My mom loved Buca Di Beppo, and her favorite dish was their Macaroni Rosa. When I was still living at home, I can remember her asking for me to make it over and over again to the point where I couldn’t even look at it anymore. My version is changed up a bit from the Buca Di Beppo version, but it’s still super delicious and hearty. One smallish serving is plenty for me since it’s filled with veggies, meat, and pasta in a creamy, cheesy tomato sauce, and I know if she was still here, she’d be asking for it tomorrow. 🙂
Here’s what you’ll need…{serves 4-6 comfortably}
- 1 pound of pasta (corkscrews, rotini, rigatoni…whatever you prefer)
- 1/2 lb. ground italian sausage (out of it’s casing)
- 1 boneless skinless chicken breast (cubed small into bite size pieces)
- 1 cup of quartered button mushrooms
- 1 cup of broccoli florets
- 1 cup of frozen peas
- 2 garlic cloves (chopped)
- 1/2 red onion (sliced thin)
- 1 can of diced tomatoes seasoned with italian herbs
- 1 15oz. jar of Bertolli brand “Four Cheese Rosa” sauce
- salt and pepper
- 2 tablespoons fresh parsley
- 1 teaspoon dried italian herbs
- olive oil
Here’s how you make it…
- Cook your pasta as per directions just short of the “al dente” stage and set aside. The pasta will continue to cook in the Rosa sauce.
- Drizzle olive oil into your large sauté pan and add your thinly sliced red onions and sprinkle with salt and pepper, let it cook on med-high until it begins to soften.
- Add in your ground sausage and chicken (cubed), mixing frequently to break up the sausage as it cooks. Add in your chopped garlic, and sprinkle with salt and pepper.
- Once meats are completely cooked, add in your mushrooms and broccoli, add 1 teaspoon italian herbs and stir together, let cook for 3 minutes
- Now add your jar of sauce, and canned tomatoes with juice (don’t strain) go ahead and throw in your frozen peas too
- Stir everything together, lower heat to medium and cover your pan for 5 minutes.
- Add in your pasta to the sauce, and chopped fresh parsley and toss together, continue to cook for an additional 2-3 minutes until pasta is al dente then serve hot.
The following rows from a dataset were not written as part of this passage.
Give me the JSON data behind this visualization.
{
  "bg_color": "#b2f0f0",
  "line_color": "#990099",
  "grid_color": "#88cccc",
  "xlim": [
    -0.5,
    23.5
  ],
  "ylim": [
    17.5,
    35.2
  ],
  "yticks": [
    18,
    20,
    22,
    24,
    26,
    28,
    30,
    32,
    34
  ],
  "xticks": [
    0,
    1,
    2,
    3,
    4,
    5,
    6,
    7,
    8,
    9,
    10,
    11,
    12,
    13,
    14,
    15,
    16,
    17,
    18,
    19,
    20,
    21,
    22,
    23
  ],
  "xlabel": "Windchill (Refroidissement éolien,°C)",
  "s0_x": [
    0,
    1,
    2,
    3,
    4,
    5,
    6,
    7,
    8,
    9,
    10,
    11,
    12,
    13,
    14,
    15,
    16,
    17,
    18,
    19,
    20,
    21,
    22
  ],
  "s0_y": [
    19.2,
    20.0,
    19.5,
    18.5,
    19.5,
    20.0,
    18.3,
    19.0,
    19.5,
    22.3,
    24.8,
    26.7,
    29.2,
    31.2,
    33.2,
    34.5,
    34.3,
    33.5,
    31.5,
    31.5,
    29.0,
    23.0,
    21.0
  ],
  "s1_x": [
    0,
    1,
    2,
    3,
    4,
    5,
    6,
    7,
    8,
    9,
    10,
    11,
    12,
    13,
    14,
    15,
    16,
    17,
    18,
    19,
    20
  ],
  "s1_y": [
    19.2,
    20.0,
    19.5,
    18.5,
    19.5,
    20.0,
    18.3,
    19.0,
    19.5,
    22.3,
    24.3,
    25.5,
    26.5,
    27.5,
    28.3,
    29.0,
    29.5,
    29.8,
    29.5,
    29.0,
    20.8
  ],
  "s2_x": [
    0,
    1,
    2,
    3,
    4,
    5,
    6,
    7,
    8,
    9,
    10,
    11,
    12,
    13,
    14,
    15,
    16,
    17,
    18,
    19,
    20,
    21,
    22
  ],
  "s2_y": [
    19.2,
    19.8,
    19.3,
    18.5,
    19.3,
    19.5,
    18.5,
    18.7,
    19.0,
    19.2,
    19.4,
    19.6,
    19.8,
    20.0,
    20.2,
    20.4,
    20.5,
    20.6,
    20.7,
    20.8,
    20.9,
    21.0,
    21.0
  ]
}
I hope you all have a wonderful and very Happy Mother’s Day– whether your mom is here or in spirit like mine, I hope you’ll find a way to celebrate her in some way. 🙂 This super easy one pot Pasta Rosa makes me smile every time I make it. It reminds me so much of my mom, and how happy she was when I made it. I hope you love it just as much as she did 🙂
Talk to you soon friends, take care!